All in all, I was a bit worried about how I would sound, and I regretted agreeing to be interviewed, especially when I heard about some of the other guests, including one of the members of the Communards, and someone who was friends with Teddy Pendergrass. I thought, “Oh God, and here I am with my voice cracking about my dead dog.” I figured probably (hopefully) Maggie would just use a sentence or two of what I said.
Actually, when I listened to the program today, I thought it was beautiful. (I was also surprised by how much of my interviews she used!) I felt a real sense of fellowship with many of the other guests. Of course, because “Don’t Leave Me This Way” had been such a big hit in the gay community, and then took on special meaning with the ravages of AIDS, I was not surprised to hear about that part of its story.
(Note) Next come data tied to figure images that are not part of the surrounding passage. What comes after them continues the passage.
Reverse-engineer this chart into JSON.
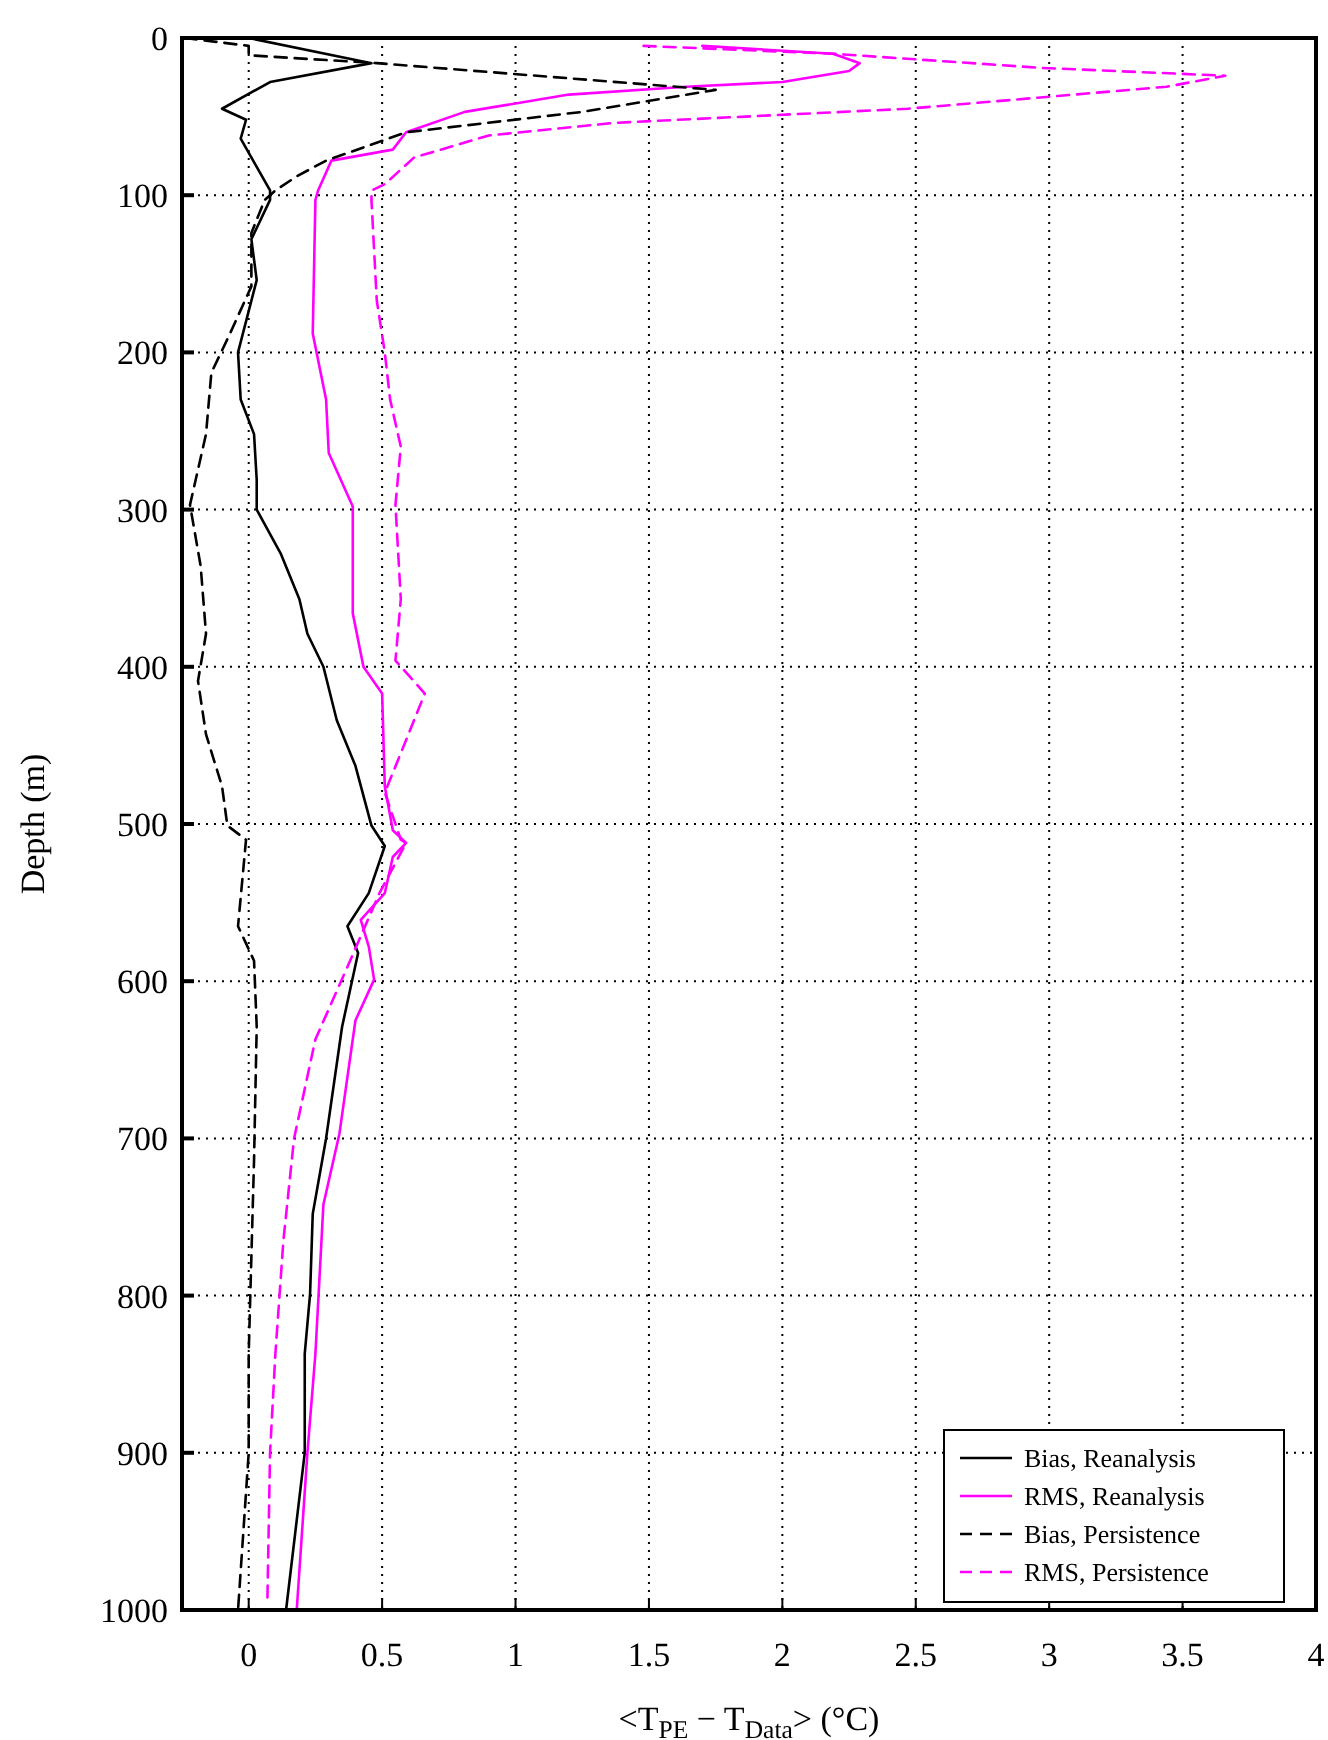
{
  "chart_data": {
    "type": "line",
    "xlabel": "<T$_{PE}$ − T$_{Data}$>  (°C)",
    "ylabel": "Depth (m)",
    "xlim": [
      -0.25,
      4
    ],
    "xticks": [
      0,
      0.5,
      1,
      1.5,
      2,
      2.5,
      3,
      3.5,
      4
    ],
    "ylim": [
      1000,
      0
    ],
    "yticks": [
      0,
      100,
      200,
      300,
      400,
      500,
      600,
      700,
      800,
      900,
      1000
    ],
    "grid": true,
    "legend": "bottom right",
    "series": [
      {
        "name": "Bias, Reanalysis",
        "color": "#000000",
        "line_style": "solid",
        "x": [
          0,
          0.46,
          0.08,
          -0.1,
          -0.01,
          -0.03,
          0.08,
          0.08,
          0.01,
          0.03,
          -0.04,
          -0.03,
          0.02,
          0.03,
          0.03,
          0.12,
          0.19,
          0.22,
          0.28,
          0.33,
          0.4,
          0.46,
          0.51,
          0.45,
          0.37,
          0.41,
          0.35,
          0.29,
          0.24,
          0.23,
          0.21,
          0.21,
          0.14
        ],
        "values": [
          0,
          16,
          28,
          45,
          52,
          64,
          97,
          103,
          128,
          154,
          200,
          230,
          252,
          281,
          300,
          328,
          357,
          379,
          400,
          434,
          463,
          501,
          514,
          544,
          565,
          582,
          629,
          700,
          748,
          799,
          837,
          900,
          1000
        ]
      },
      {
        "name": "RMS, Reanalysis",
        "color": "#ff00ff",
        "line_style": "solid",
        "x": [
          1.7,
          2.19,
          2.29,
          2.25,
          2.0,
          1.64,
          1.2,
          0.81,
          0.59,
          0.54,
          0.31,
          0.26,
          0.25,
          0.24,
          0.29,
          0.3,
          0.39,
          0.39,
          0.43,
          0.5,
          0.51,
          0.54,
          0.59,
          0.54,
          0.51,
          0.42,
          0.45,
          0.47,
          0.4,
          0.34,
          0.28,
          0.25,
          0.22,
          0.18
        ],
        "values": [
          5,
          10,
          16,
          21,
          28,
          31,
          36,
          47,
          60,
          71,
          78,
          97,
          103,
          188,
          230,
          264,
          298,
          366,
          400,
          417,
          476,
          504,
          512,
          521,
          544,
          561,
          578,
          599,
          625,
          697,
          742,
          837,
          900,
          1000
        ]
      },
      {
        "name": "Bias, Persistence",
        "color": "#000000",
        "line_style": "dashed",
        "x": [
          -0.24,
          0,
          0,
          0.48,
          1.75,
          1.25,
          0.59,
          0.29,
          0.18,
          0.1,
          0.06,
          0.01,
          0.01,
          -0.07,
          -0.14,
          -0.16,
          -0.22,
          -0.18,
          -0.16,
          -0.19,
          -0.16,
          -0.1,
          -0.08,
          -0.01,
          -0.04,
          0.02,
          0.03,
          0.02,
          0,
          0,
          -0.04
        ],
        "values": [
          0,
          5,
          11,
          16,
          33,
          47,
          60,
          78,
          88,
          97,
          103,
          124,
          158,
          188,
          213,
          252,
          297,
          336,
          379,
          409,
          443,
          476,
          501,
          510,
          565,
          587,
          629,
          714,
          837,
          900,
          1000
        ]
      },
      {
        "name": "RMS, Persistence",
        "color": "#ff00ff",
        "line_style": "dashed",
        "x": [
          1.48,
          2.19,
          2.97,
          3.66,
          3.44,
          2.47,
          1.37,
          0.9,
          0.62,
          0.51,
          0.46,
          0.46,
          0.48,
          0.51,
          0.53,
          0.57,
          0.55,
          0.57,
          0.55,
          0.66,
          0.57,
          0.51,
          0.57,
          0.59,
          0.49,
          0.38,
          0.25,
          0.17,
          0.13,
          0.1,
          0.08,
          0.07
        ],
        "values": [
          5,
          10,
          19,
          24,
          31,
          45,
          54,
          62,
          76,
          93,
          97,
          103,
          167,
          200,
          230,
          260,
          297,
          357,
          396,
          417,
          455,
          480,
          510,
          512,
          544,
          587,
          637,
          700,
          765,
          837,
          900,
          994
        ]
      }
    ]
  }
}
But I hadn’t known that Pendergrass had become disabled after he recorded the song, so there was a lot about disability and illness and living with loss. I think most people just think of it as a song that was originally a love song, which became a dance hit. But it’s a fierce dance hit. It mixes the sorrow and the joy, which was the flavor of the time of my coming out.
The other people’s stories are fascinating, and I thought there was a lot of insight in their remarks. And even though I did not have a smooth radio voice, by any means, Maggie and her crew did such an amazing job of editing the entire show, including my part, that I ended up being glad to be a part of it.
I’m hoping that other people who have lost a service dog who listen to it will feel some companionship and some solace, knowing they’re not the only one. It also reminded me why I sometimes feel frustrated with Barnum, because even though he is unbelievably sweet and lovable, he will never be the brilliant service dog that Gadget was. Barnum is a capable service dog, but he is not my arms and legs and voice, the way Gadget was. I’m okay with that now.
Please listen, and enjoy today’s edition of Soul Music about”Don’t Leave Me This Way.” And if you’re so inclined, drop me a line in the comments about what you think!
P.S. I inquired about a transcript of the show, but apparently the BBC is not providing them anymore. If I regain the use of my hands enough to be able to type again, I will try to create a transcript. But now it is just too many spoons to try to transcribe a half hour radio program using Dragon. If anyone else would like to transcribe it, please let me know. I really am sad that some of my readers and friends aren’t able to hear the show right now. I hope I can remedy that at some point.